Cuando la comunidad se une para transformar un refugio de montaña

Hay proyectos que nacen de una idea sencilla y terminan convirtiéndose en algo mucho más grande.

Hace unas semanas organizamos una acción voluntaria en el Base Camp Ortiz, reuniendo a un grupo de escaladores y amantes de la montaña con un objetivo común: renovar el mural exterior y recuperar diferentes espacios del refugio, este mural lo pinté solito en la Pandemia, tengo que admitir que fue el mejor confinamiento que podría pedir.

Durante dos jornadas de trabajo, dedicamos nuestro tiempo y energía a pintar la fachada, restaurar varias zonas deterioradas y aportar una nueva imagen a un lugar muy especial para muchas personas que recorren las montañas de Tenerife.

Más que pintura

Aunque el resultado visual es importante, lo que realmente hizo especial esta experiencia fue el espíritu de colaboración que se creó entre todos los participantes.

Cada persona aportó algo diferente: tiempo, esfuerzo, habilidades, músicas, herramientas, ideas y, sobre todo, ganas de contribuir.

En una época donde muchas actividades giran alrededor de intereses individuales, resulta inspirador comprobar que todavía existen proyectos capaces de reunir a las personas alrededor de un propósito compartido.

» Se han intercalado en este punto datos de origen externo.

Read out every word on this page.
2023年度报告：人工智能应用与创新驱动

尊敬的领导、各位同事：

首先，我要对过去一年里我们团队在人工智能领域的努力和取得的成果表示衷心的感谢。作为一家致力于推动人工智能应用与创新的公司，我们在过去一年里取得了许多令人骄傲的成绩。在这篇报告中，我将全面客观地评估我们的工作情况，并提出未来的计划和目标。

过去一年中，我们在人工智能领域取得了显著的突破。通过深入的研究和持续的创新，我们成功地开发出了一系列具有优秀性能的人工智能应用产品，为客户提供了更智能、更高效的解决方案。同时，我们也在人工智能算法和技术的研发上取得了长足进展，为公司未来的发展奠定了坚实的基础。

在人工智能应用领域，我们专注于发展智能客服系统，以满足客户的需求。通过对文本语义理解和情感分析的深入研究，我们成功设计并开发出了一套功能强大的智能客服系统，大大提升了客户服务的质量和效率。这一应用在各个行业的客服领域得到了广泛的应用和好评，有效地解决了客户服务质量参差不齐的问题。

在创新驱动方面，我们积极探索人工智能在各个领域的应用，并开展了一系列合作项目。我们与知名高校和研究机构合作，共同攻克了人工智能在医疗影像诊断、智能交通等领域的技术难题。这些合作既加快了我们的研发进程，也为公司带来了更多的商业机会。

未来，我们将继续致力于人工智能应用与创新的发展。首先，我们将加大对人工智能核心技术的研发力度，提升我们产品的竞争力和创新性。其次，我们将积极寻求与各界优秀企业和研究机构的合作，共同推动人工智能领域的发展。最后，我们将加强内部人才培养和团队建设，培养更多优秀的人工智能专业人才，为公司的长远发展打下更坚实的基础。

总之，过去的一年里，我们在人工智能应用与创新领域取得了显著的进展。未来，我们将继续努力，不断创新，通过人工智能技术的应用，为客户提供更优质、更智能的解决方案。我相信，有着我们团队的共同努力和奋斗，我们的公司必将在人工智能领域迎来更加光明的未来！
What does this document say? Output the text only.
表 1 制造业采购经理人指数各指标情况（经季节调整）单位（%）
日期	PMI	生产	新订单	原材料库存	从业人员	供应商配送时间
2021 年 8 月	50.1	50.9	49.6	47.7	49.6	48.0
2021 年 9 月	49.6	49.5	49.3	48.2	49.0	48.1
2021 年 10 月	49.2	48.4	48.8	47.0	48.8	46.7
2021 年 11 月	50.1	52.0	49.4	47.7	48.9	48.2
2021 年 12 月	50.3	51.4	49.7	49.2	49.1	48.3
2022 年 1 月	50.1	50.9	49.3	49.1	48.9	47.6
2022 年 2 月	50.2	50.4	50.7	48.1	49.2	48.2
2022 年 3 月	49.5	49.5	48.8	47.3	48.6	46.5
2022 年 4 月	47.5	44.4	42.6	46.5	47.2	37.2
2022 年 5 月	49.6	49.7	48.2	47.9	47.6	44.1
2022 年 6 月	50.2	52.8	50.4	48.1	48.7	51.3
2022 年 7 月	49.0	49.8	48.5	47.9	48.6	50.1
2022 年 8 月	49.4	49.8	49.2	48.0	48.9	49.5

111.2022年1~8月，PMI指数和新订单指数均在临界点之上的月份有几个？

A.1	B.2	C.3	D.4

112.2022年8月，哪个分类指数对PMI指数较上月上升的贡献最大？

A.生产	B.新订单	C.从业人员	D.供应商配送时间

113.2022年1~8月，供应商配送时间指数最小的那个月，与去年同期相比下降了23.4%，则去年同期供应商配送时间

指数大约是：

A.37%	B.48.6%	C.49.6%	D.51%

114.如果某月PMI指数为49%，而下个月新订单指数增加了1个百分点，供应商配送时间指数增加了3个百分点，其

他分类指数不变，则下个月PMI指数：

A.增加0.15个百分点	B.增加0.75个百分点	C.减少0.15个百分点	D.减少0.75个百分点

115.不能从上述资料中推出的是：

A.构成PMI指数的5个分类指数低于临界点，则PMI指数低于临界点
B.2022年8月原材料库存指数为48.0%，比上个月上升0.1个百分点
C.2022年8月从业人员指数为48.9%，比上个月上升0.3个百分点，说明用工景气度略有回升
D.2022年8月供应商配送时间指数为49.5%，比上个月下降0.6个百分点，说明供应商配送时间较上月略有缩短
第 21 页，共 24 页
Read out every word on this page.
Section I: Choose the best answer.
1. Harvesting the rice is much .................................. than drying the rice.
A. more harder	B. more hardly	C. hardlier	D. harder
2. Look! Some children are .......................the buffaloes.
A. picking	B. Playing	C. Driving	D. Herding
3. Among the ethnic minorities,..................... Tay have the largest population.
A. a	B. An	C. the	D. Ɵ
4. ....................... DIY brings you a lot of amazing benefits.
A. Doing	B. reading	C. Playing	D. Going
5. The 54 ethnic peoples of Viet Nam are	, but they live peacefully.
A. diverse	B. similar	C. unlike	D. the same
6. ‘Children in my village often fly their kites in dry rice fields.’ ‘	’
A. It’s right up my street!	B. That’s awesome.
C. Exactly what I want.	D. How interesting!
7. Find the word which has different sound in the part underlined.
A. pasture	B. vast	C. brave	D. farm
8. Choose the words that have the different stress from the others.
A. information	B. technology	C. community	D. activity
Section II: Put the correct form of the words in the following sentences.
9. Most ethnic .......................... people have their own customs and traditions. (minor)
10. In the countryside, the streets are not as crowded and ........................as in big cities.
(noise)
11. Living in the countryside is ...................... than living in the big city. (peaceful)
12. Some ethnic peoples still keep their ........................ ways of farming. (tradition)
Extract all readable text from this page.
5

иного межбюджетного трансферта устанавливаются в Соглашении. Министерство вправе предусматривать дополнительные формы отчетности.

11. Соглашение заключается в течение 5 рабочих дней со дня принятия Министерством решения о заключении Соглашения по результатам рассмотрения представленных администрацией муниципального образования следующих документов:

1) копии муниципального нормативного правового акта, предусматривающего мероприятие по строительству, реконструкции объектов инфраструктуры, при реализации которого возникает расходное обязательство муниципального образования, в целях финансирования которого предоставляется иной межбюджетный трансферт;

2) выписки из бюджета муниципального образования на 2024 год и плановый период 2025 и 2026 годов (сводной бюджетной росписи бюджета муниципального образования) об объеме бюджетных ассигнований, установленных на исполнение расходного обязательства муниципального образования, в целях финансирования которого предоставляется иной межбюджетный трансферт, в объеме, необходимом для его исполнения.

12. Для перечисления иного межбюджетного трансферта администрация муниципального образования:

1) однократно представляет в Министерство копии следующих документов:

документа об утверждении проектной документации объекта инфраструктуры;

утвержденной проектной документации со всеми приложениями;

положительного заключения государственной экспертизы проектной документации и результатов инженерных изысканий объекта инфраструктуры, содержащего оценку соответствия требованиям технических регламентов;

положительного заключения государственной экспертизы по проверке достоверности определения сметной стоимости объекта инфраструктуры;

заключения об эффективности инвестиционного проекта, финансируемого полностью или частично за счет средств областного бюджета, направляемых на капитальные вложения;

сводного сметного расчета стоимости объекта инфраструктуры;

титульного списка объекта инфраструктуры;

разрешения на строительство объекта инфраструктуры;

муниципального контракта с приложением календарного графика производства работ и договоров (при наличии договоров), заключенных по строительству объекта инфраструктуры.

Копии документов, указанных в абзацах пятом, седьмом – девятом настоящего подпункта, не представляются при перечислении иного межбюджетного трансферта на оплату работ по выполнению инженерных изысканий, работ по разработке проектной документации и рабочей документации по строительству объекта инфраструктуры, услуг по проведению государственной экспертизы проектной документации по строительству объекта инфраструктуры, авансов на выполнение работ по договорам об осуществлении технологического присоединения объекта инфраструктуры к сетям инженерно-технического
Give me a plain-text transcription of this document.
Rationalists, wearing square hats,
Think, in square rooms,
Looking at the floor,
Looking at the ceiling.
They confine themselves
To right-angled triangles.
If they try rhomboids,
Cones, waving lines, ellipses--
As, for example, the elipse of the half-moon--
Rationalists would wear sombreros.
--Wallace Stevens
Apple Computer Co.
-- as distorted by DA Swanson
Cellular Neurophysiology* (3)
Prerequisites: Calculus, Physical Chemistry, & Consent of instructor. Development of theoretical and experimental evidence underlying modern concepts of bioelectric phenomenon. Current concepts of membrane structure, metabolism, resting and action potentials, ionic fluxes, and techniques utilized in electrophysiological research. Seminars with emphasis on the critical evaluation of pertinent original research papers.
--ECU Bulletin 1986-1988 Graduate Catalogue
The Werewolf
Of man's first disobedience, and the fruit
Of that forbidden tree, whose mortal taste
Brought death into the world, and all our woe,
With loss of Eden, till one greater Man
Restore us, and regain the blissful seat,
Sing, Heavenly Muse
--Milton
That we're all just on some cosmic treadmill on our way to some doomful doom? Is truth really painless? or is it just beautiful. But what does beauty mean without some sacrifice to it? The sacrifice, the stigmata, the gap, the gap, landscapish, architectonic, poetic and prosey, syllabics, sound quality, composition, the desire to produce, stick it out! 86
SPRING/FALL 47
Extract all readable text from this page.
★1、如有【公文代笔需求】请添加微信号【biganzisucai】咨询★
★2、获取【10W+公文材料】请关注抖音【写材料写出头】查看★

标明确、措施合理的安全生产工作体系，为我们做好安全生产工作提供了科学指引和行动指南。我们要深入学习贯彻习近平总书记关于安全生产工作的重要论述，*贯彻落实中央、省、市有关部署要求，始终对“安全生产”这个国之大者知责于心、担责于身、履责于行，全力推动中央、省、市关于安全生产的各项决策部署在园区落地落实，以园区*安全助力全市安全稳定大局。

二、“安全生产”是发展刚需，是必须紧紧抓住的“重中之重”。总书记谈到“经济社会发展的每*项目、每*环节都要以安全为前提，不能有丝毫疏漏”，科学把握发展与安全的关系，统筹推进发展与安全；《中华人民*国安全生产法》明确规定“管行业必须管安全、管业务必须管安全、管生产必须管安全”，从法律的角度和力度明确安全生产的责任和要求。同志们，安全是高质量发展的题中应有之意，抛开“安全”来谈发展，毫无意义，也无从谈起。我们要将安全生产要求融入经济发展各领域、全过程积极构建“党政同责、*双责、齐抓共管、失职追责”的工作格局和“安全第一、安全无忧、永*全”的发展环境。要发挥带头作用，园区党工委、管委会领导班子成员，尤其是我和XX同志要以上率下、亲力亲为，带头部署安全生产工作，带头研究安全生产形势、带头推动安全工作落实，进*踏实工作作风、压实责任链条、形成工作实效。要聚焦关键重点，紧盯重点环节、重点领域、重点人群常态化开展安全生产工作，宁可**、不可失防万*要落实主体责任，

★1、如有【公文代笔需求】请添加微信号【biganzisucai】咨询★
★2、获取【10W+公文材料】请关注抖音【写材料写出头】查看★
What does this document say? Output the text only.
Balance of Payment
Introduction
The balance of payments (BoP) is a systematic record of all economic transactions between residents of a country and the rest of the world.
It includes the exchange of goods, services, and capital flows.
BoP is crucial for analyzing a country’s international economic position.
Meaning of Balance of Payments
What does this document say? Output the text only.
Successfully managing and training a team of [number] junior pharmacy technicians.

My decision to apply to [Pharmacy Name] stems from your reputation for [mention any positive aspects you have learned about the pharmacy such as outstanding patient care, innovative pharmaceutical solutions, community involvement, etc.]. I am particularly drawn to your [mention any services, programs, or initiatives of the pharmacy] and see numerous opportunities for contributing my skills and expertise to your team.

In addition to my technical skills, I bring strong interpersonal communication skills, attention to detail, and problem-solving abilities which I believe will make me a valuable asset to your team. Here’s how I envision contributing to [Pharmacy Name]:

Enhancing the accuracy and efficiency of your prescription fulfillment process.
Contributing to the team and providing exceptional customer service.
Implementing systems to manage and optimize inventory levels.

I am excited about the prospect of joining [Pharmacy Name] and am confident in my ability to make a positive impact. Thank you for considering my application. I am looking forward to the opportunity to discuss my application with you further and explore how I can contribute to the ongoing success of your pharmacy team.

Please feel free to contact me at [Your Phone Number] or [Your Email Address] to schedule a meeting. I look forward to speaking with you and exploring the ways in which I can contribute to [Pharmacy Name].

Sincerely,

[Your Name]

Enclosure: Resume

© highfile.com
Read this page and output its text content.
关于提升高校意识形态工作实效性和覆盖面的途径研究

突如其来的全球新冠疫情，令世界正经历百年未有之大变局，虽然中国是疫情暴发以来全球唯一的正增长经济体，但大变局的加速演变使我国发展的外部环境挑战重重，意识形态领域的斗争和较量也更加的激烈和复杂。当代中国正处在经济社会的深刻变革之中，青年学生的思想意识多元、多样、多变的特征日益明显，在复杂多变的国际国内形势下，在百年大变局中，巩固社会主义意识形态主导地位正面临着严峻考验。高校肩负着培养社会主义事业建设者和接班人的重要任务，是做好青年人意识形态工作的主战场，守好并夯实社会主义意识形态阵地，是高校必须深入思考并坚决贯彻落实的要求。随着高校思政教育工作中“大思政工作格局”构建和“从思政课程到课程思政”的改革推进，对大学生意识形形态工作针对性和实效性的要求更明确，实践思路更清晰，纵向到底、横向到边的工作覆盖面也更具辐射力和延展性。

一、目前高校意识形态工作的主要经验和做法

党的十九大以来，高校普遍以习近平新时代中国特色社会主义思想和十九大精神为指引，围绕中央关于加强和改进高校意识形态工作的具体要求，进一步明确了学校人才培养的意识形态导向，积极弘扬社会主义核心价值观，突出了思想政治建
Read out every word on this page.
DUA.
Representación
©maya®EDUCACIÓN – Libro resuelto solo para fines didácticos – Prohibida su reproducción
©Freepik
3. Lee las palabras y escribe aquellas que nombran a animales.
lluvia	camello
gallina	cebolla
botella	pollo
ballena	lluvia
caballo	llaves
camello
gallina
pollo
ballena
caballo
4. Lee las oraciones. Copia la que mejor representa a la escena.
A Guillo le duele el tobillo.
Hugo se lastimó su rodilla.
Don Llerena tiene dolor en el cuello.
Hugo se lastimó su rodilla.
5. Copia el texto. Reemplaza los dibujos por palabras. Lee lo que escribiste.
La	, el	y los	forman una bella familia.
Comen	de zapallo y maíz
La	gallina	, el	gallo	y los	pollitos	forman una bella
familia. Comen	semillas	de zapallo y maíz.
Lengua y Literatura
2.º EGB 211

El arte como herramienta de conexión

El mural representa valores muy vinculados al entorno del refugio: la montaña, el movimiento, el esfuerzo, la aventura y la conexión con la naturaleza.

Restaurarlo no fue solamente una cuestión estética. También fue una forma de cuidar un espacio que sirve como punto de encuentro para escaladores, senderistas, ciclistas y viajeros de todo el mundo.

Los espacios comunitarios tienen alma, y esa alma se mantiene viva gracias a las personas que deciden implicarse en su conservación.

Compartir mesa también es construir comunidad

Una parte fundamental de la experiencia fue la participación del chef Davide Russo, quien preparó excelentes comidas y cenas para todo el equipo durante los días de trabajo.

Los momentos compartidos alrededor de la mesa fueron tan importantes como las horas dedicadas a pintar. Allí surgieron conversaciones, nuevas amistades, intercambio de experiencias y muchas ideas para futuros proyectos.

Un agradecimiento colectivo

Quiero agradecer a todas las personas que participaron de manera voluntaria en esta iniciativa.

Cada pincelada, cada hora de trabajo y cada gesto de colaboración contribuyeron a mejorar un espacio que seguirá acogiendo a muchas personas en los próximos años.

Este proyecto demuestra que cuando una comunidad se organiza, incluso las acciones más sencillas pueden generar un impacto real y duradero.

Y quizás esa sea la mejor lección de todas: que los lugares especiales existen porque hay personas dispuestas a cuidarlos.